Тёма испугался своих слов: «А что, если она меня сейчас в свинью?.. И будет летать на мне ночами над Каменным и Петроградским? Или в кота – на потеху Гамалю?» Перед глазами Тёмы предстала недавно обнаруженная в саду у дома дохлая кошка. Его предшественник?
– Ну вот ещё! – фыркнула Ева. – Илья Семёнович очень порядочный человек, он так никогда не сделает.
– Чего же ты боишься?
– Боюсь, что его отберут у меня. А я так привязалась к этой псинке.
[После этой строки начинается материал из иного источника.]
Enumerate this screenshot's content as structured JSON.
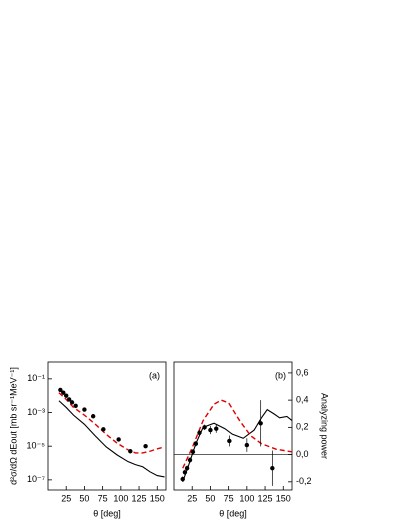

Решение Тёма принял мгновенно. Стоило Еве после петрушки переключить внимание на пучки укропа, как он тихо выскользнул из лавки и на глазах завилявшего ему палевым хвостом Гамаля бросился наутёк – прочь от этой чертовки, от этого ведьминого морока, от своего ужасного будущего. «Спасибо, Илья Семёнович, что открыли мне глаза – не допустили, чтобы меня в свинью!..» Облегчить участь адвоката Толкаев был не в силах – спастись бы самому. Только подошвы мокасин, удаляясь и становясь всё мельче, сверкали в перспективе улицы.
* * *
Дома Тёму приняли с пониманием и без упрёков, мать даже прослезилась – его отчаянный демарш послужил уроком для обеих сторон и в итоге, пожалуй, только укрепил семью.
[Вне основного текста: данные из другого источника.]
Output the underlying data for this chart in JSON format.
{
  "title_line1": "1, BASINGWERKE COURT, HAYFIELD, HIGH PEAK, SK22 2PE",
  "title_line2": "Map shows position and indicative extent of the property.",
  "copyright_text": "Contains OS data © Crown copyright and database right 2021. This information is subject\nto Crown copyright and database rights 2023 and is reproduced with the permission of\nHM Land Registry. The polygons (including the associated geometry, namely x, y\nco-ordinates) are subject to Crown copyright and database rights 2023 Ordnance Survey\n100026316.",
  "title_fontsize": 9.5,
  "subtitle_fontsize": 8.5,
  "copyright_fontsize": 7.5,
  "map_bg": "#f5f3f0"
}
Со временем острота чувств, вызванных страхом потерять человеческий облик, притупилась, и тем не менее никогда больше Толкаев не бывал ни в Приморском парке Победы, ни возле зловещего дома на Каменном. Единственное, что осталось ему в память о Еве, – это снимок в телефоне. Он сделал его одним чудесным утром в постели, когда они с Евой ещё толком не остыли от недавней близости: бёдра её были липкими, а кожа – нервно-чувствительной, вздрагивающей от малейшего прикосновения. Фотография получилась довольно странная, но Тёме она нравилась. На ней были видны грудь, живот и пупок Евы, причём одна грудь вздымалась совсем рядом, а другая – как бы очень далеко. Совсем вдали ещё виднелись ступни и крошечные пальчики с сиреневым лаком на ногтях. Однажды, когда Ева содрогалась, накрытая волной блаженства, Тёма заметил, как эти пальчики трогательно растопырились веером. Так она приветствовала счастье. Случайно став свидетелем этого приветствия, впоследствии он невольно подсматривал в постели за её ступнёй.
Интересно, с кем Ева теперь растопыривает пальчики? И знает ли тот, чем рискует?